Mathematics Specialist Teachers consider a range of coaching models and practise a variety of associated skills
during the course of the programme. These address several factors key to implementing lasting, whole school change.

• holding purposeful learning conversations in order to establish clear goals from the outset;
• working collaboratively (rather than taking on the role of ‘expert’) with staff to foster an ethos of thoughtful experimentation where teachers are encouraged to explore options and to ‘have a go’;
• that change cannot be achieved through a single activity – it is a long term process which includes time for reflection and evaluation.

The following scenarios explore some typical challenges that Mathematics Specialist Teachers have encountered, and the kind of actions that could be taken to instigate
and sustain change.

SCENARIO 1

The headteacher has asked you to attend Y3’s weekly planning meetings this half term as she is concerned about the level of detail provided in the plans submitted to her. How will you set about supporting the Y3 team?

Next steps…

Two potential dangers are immediately apparent here:

1.Teachers see the MaST either as an ‘expert’ who will do the planning for them, or as an ‘imposition’ who is going to criticise their current practice.

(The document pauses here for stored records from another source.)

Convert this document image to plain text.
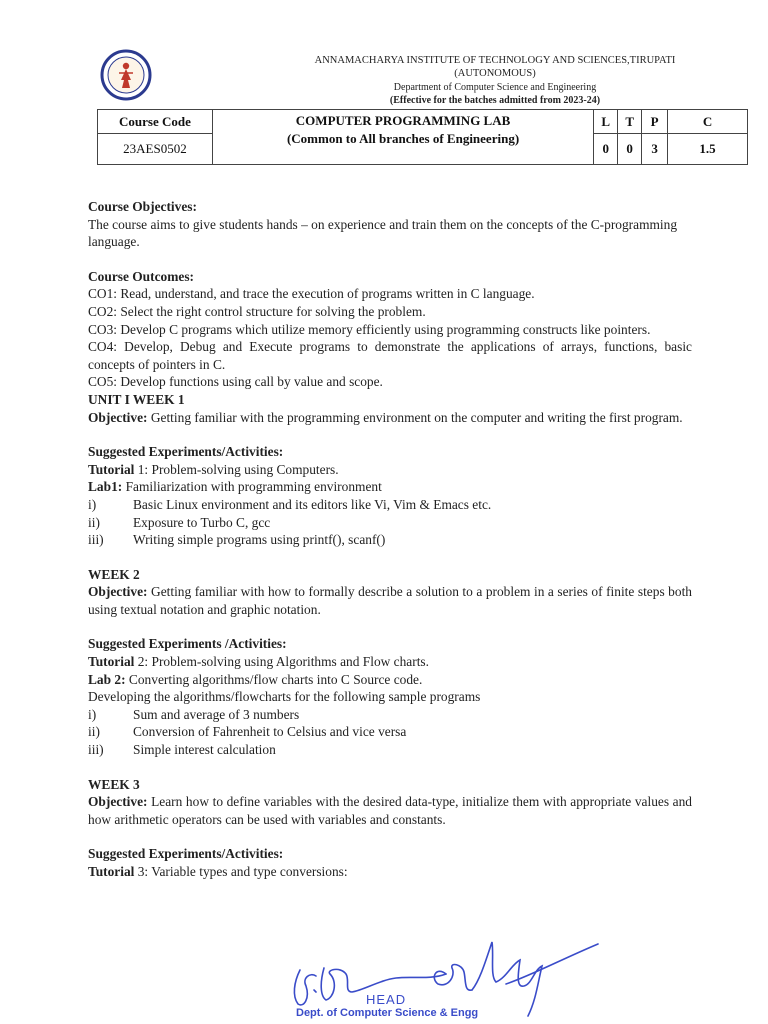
ANNAMACHARYA INSTITUTE OF TECHNOLOGY AND SCIENCES,TIRUPATI
(AUTONOMOUS)
Department of Computer Science and Engineering
(Effective for the batches admitted from 2023-24)
Course Code	COMPUTER PROGRAMMING LAB
(Common to All branches of Engineering)	L	T	P	C
23AES0502		0	0	3	1.5

Course Objectives:

The course aims to give students hands – on experience and train them on the concepts of the C-programming language.

Course Outcomes:

CO1: Read, understand, and trace the execution of programs written in C language.

CO2: Select the right control structure for solving the problem.

CO3: Develop C programs which utilize memory efficiently using programming constructs like pointers.

CO4: Develop, Debug and Execute programs to demonstrate the applications of arrays, functions, basic concepts of pointers in C.

CO5: Develop functions using call by value and scope.

UNIT I WEEK 1

Objective: Getting familiar with the programming environment on the computer and writing the first program.

Suggested Experiments/Activities:

Tutorial 1: Problem-solving using Computers.

Lab1: Familiarization with programming environment

i)	Basic Linux environment and its editors like Vi, Vim & Emacs etc.
ii)	Exposure to Turbo C, gcc
iii)	Writing simple programs using printf(), scanf()

WEEK 2

Objective: Getting familiar with how to formally describe a solution to a problem in a series of finite steps both using textual notation and graphic notation.

Suggested Experiments /Activities:

Tutorial 2: Problem-solving using Algorithms and Flow charts.

Lab 2: Converting algorithms/flow charts into C Source code.

Developing the algorithms/flowcharts for the following sample programs

i)	Sum and average of 3 numbers
ii)	Conversion of Fahrenheit to Celsius and vice versa
iii)	Simple interest calculation

WEEK 3

Objective: Learn how to define variables with the desired data-type, initialize them with appropriate values and how arithmetic operators can be used with variables and constants.

Suggested Experiments/Activities:

Tutorial 3: Variable types and type conversions:

HEAD
Dept. of Computer Science & Engg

2.Discussion would focus on planning formats and ‘filling boxes’ 134 rather than the planning process.

Specialist teachers need to be mindful that coaching is most successful when the professional learner wants to be coached. Talking about the decisions made when planning lessons can be a useful lead in to purposeful discussion.

An opening question might be, ‘The focus for next week is place value. What decisions do youneedtomake?’. Discussion can then lead to the idea that the first thing we need to find out is what the children lready know and understand.

In this way, a flow chart of the decision making process could be developed; possibly as a series of questions.

SCENARIO 2

You observe a lesson where the learning intention is to ‘recognise right angles’. As the lesson progresses, you realise the teacher has limited her exploration of right angles to
prototypical examples. During the same session, a child tells you that a differently oriented triangle does not have any right angles, when in fact it does. What might your next steps be?

Next steps…

Pupil misconceptions provide a useful opening for dialogue following lesson observations. Shifting the emphasis from ‘teacher performance’ to ‘children’s learning’ has proven to be a successful strategy in drawing teachers into the coaching process. Thus areas of difficulty with subject knowledge can be addressed through a discussion of pedagogy. Agreed goals would then centre on the need for groups of children to make progress. In this scenario, teachers might agree that a named group of children will ‘recognise right angles in
different orientations’.

To address misconceptions, experiments with pedagogy often involve developing mathematical discussion around conflict. These ‘conflicts’ can be presented in a variety of different ways. For example, with young children, a puppet might make mistakes that need to be corrected. With older children, ‘Concep Cartoons’ (Dabell 2008), which present visual disagreements, often prove successful in generating discussion.

The work of Askew and Wilam (1998) also suggests that choice of examples is central to children’s conceptual development and that children need to ‘rule in’ and ‘rule out’ examples and consider ‘nearly examples’. With this in mind, you might work together to devise a set of cards that test children’s ability to sort images of angles in different shapes or real life contexts, or create a set of ‘sometimes, always, never’ statements.

SCENARIO 3

You notice that the content of mathematical displays in your school is limited to ‘word banks’ and there are no mathematical displays in communal areas. What might your next steps be to raise the visible profile of mathematics in your school?

Next steps…

Research by Nardi and Stewart (2003) suggests five reoccurring attitudinal themes: maths is tedious; isolating; rote; elitist; and depersonalised (TIRED). Discussions with staff can centre around the potential for different kinds of mathematical displays that might address these negative perceptions.

An example of one specialist teacher’s response was to implement a ‘Mathematician’ display board. This varied between ‘famous’ mathematicians, such as Euler or Gauss, to the midwife who visited a member of staff on maternity leave. Story books and game boards (such as Monopoly) were also used as starting points for mathematical displays. Other displays focused on major events during 2012. One school even added number patterns to Jubilee bunting.

Noticing and commenting on small changes that teachers had made appeared to be very important in sustaining change.